Por que Tony Scott será lembrado por “Fome de Viver”

Atualizado em 21 de agosto de 2012 às 10:18
Tony Scott

O diretor inglês Tony Scott se suicidou de maneira cinematográfica: no domingo, dia 19, ele se atirou da ponte Vincent Thomas, em Los Angeles, que serviu de cenário para As Panteras e Velozes e Furiosos. A Guarda Costeira diz ter encontrado notas de despedida em seu Toyota Prius preto, estacionado ao lado. Scott tinha 68 anos e, segundo a rede de televisão ABC, estava com um câncer no cérebro inoperável. A família negou.

Irmão de Ridley Scott (Alien, Blade Runner, O Gladiador), seu maior sucesso foi Top Gun, de 1986, com Tom Cruise, que faturou mais de 350 milhões de dólares. Top Gun foi responsável por lançar a carreira de Cruise como superstar – e também por colocar na cabeça de milhões de pessoas a xaropada de Take My Breath Away, interpretada pela banda Berlin e escrita pelo hitmaker Giorgio Moroder. Ganhou o Oscar e o Golden Globe de canção original. A voz de Terri Nunn nunca mais sairá da sua mente, bem como o riff de teclado (aposto como você está cantando agora).

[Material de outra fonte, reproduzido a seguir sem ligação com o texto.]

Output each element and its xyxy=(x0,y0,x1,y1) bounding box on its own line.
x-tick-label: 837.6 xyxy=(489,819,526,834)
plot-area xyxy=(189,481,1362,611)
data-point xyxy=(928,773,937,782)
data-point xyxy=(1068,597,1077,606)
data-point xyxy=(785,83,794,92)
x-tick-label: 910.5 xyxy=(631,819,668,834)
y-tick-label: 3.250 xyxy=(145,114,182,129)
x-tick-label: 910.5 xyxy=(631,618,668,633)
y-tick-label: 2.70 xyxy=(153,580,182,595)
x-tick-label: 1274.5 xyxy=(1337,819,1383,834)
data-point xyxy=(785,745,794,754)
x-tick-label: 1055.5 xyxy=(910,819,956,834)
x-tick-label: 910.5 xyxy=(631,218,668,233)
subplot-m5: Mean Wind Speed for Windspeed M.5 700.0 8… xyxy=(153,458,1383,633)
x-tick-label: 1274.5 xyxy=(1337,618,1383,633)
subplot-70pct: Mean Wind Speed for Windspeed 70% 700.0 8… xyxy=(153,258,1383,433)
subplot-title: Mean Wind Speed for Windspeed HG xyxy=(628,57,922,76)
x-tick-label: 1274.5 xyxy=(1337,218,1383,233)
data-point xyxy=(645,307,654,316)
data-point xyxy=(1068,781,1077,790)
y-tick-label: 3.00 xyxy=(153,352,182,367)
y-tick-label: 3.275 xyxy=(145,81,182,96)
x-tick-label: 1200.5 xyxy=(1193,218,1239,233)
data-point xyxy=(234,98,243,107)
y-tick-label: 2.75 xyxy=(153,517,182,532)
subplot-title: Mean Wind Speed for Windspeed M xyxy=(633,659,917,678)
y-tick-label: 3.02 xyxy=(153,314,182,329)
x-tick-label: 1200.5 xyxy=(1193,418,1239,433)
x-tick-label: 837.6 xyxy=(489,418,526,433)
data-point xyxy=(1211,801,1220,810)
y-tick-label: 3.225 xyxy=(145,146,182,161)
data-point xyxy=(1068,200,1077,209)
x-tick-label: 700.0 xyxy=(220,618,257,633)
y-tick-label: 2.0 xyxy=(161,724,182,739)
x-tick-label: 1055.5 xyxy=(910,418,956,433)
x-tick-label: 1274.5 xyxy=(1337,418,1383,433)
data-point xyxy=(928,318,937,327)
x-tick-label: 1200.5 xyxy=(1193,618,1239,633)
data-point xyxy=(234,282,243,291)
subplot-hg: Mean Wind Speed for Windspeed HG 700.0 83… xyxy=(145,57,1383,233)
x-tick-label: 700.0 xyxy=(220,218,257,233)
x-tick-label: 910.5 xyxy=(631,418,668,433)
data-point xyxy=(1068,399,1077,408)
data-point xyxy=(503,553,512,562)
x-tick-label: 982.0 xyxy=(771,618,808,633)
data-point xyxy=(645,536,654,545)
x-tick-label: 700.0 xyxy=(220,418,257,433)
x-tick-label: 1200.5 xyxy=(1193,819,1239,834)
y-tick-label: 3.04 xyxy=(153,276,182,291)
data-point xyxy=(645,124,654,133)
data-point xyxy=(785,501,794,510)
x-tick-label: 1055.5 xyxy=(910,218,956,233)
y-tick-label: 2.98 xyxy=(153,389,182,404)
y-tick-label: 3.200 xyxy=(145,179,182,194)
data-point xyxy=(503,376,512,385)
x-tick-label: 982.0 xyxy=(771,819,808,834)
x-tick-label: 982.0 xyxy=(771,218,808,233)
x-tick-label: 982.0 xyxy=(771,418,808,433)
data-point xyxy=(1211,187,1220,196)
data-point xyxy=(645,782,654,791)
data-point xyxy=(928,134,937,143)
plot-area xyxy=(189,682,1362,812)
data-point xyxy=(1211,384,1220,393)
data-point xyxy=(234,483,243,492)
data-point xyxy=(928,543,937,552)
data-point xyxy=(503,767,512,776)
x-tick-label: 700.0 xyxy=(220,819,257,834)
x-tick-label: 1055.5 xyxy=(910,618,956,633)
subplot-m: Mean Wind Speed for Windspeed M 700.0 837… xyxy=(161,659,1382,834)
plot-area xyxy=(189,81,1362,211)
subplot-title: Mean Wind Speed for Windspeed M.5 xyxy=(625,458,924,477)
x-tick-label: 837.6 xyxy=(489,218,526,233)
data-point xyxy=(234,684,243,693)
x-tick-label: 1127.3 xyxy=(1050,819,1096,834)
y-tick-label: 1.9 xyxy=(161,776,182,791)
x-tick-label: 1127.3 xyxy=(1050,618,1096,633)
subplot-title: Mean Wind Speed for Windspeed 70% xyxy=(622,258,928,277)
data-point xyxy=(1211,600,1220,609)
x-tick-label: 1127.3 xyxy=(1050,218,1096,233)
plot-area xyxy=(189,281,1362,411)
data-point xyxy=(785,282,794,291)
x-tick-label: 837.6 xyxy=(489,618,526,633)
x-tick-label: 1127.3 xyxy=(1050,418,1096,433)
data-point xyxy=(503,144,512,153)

Tony Scott nunca levou um Oscar de diretor ou filme. Não mereceu. Sua especialidade era a ação: Dias de Trovão, Maré Vermelha, Incontrolável, Deja Vu, O Último Boy Scout… Explosões, correria, mais explosões, mais correria, eventualmente com Bruce Willis ou Denzel Washington no meio. Amor À Queima Roupa, com roteiro de Quentin Tarantino, é uma boa exceção, com pelo menos um trecho antológico: o encontro entre Dennis Hopper e o mafioso siciliano interpretado por Christopher Walken: “Eu não sei se você sabia, mas os sicilianos foram inseminados por crioulos”, diz Hopper. Segue-se um típico e memorável diálogo tarantinesco.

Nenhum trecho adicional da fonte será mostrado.